On Liturgy and Music

Things tend to get chewed over in conversation a lot in the Darwin household. One of the frequent topics for the last couple weeks has been liturgy, most specifically in regard to music. (Indeed, now I see that MrsDarwin has proved this point by already posting on the topic of liturgical music today...)

All this started, perhaps appropriately enough, with the coming of the motu proprio. Now, we we've only gone to Tridentine masses together twice (both low masses) and I can't say it was love at first sight. So it's not particularly that we're eager to form a "stable group of faithful who adhere to the earlier liturgical tradition", but rather that all the reading up about the pope's letter inspired a lot of discussion of liturgy at our church and in general. (Which, after all, was one of the pope's stated purposes, wasn't it?)

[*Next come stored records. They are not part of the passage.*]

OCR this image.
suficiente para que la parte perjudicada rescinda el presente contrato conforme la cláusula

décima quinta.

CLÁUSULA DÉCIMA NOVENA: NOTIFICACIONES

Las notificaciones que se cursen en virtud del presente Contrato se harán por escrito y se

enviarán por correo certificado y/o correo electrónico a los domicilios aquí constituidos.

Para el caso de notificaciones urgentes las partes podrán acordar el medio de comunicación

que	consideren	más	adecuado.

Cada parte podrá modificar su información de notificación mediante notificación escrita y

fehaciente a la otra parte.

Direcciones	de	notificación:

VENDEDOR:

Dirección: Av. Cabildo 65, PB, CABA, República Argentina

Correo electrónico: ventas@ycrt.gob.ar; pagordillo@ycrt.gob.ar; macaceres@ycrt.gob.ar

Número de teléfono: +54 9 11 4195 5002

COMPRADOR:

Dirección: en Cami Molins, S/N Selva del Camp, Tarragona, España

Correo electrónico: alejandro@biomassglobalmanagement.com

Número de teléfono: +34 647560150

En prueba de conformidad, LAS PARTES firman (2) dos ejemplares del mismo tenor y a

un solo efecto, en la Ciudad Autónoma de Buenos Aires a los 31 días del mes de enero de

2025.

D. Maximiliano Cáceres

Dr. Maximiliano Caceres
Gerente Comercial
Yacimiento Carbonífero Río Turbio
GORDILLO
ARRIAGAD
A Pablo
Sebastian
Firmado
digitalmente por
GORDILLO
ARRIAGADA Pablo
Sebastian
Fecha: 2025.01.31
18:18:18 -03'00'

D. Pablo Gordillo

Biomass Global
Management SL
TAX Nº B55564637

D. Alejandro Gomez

We've both got into listening to sacred music from all periods of the Church's history, and some of the Eastern as well as the Western variety. (Hint: MagnaTune.com has some great Orthodox sacred music.) However, we've been to masses (while traveling in Europe) which are full concert productions using a mass composed by Mozart, or even Schubert. You'll hit something like the Gloria and everyone sits down for ten minutes and listens, concert style, then everyone stands up and resumes the mass. It seems rather like a mass with concert interruptions.

I don't think that a "big production" mass of this sort is never appropriate (though I'm not sure about the sit-down-and-listen approach). I could see it as much more fitting on certain big occasions (papal visits, diocesan conferences, major sacraments, etc.) than some of the special liturgies that I've seen people try to pull off in recent years. (Going to LA Archdiocese youth conferences certainly gets you the whole range of potential liturgical abuses...)

However, it seems to me that in the regular parish setting, it is best for the liturgical understanding/participation of the congregation if the music is of a sort that the entire congregation can join in. This certainly doesn't mean that it has to be some sort of modern pop-hymn, but it does seem to mean that it can't be five part polyphany (sorry Palestrina) or chant with so much melisma (when a single vowel is drawn out across many notes) that it becomes hard to tell what the notes are.

Embarrassingly, what sticks in my head in regards to this is something I recall from the music course that we listened to, in which the instructor talked about Lutheran congregational singing being rooted in Martin Luther's insistence that the entire congregation pray together through song. (And while at one level I object to the concept, I have to admit that it's always a relief (to the ears at least) when something written by Luther or one of the leaders of the English reformation shows up at mass.

I suspect that the best solution to this is the use of the basic chants (which will probably found familiar to nearly all ordinary Catholics) in either English or Latin for the parts of the mass. These aren't exciting pieces to work up, but then I'm not sure that parish music direction ought to be exciting. Generally speaking, if something is a really exciting performance piece, it's probably something that most of the congregation has to just listen to rather than joining in.

I know that I've heard these settings used, and we found a recording on an ancient Daughters of St. Paul cassette tape that had come over from my parents' house, along with various relics of childhood, however we haven't run across them in a modern (preferable electronic) format. Does anyone know where a CD or (even better) MP3 of the basic chants of the ordinary of the mass can be found?